Desde luego, su gestión no fue impecable ni estuvo exenta de errores. De haber sido así, no habríamos caído tan fácilmente bajo el hechizo de un populista que pregonase la redención de un Pueblo (con mayúscula) que, según él, había sido despreciado en este proceso. Particularmente vulnerable a esa prédica fue la creciente discrecionalidad con que los gobiernos gastaban esas rentas, sobre todo en los años de bonanza. Si bien privó un Estado de derecho que obligaba al control presupuestario por parte del Congreso y medios de comunicación perspicaces aireaban abiertamente los asuntos de gobierno, se fue asentando un manejo paternalista y clientelar de los recursos petroleros. Contribuyó con la creencia de que las mejoras continuas en el bienestar de los venezolanos eran un derecho, por lo que toda insuficiencia o falla reflejaría la indolencia, falta de voluntad y corruptelas del gobierno de turno.
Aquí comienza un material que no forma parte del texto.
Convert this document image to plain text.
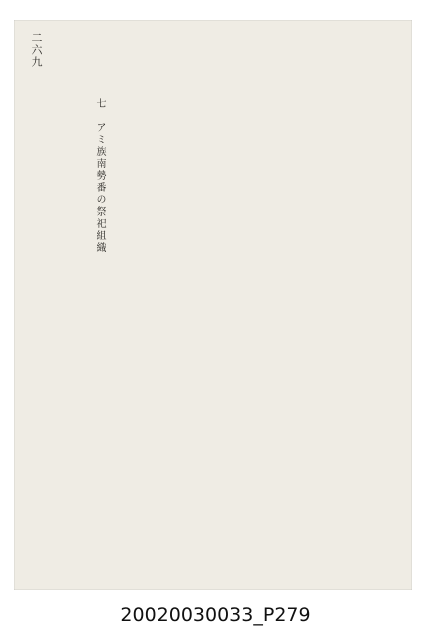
二六九
七　アミ族南勢番の祭祀組織
20020030033_P279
Esa sensación de “pueblo traicionado” en un país rico se exacerbó cuando la renta dejó de crecer y Venezuela entró en una década de estancamiento, controles y regulaciones, la “década perdida” de los ochenta. “¡Las élites se estaban quedando con mi parte!”, sería una forma algo caricaturesca, pero no tan alejada de la realidad, de lo que, probablemente, pensarían muchos venezolanos. Y, de hecho, los controles ampliaron las oportunidades para la corrupción y los favoritismos. Se resquebrajaron las bases del contrato social asociado a la “Siembra del Petróleo”. Las reformas de CAP II se estrellaron, como se recordará, contra los intereses creados en torno a tal arreglo, ya inviable. Pero lejos de apoyar un cambio de modelo, basado en la apertura, la competitividad y el desmantelamiento de los controles, muchos prefirieron buscar culpables. Sabemos a lo que condujo. El recuento permite resaltar la impronta moralista del imaginario con que Hugo Chávez pudo ganar las elecciones en 1998. Las cúpulas podridas no sólo habían privado al Pueblo de su legítimo derecho a disfrutar del bienestar que prometía la riqueza petrolera, sino que, con su corrupción, habían traicionado también los sueños de Bolívar.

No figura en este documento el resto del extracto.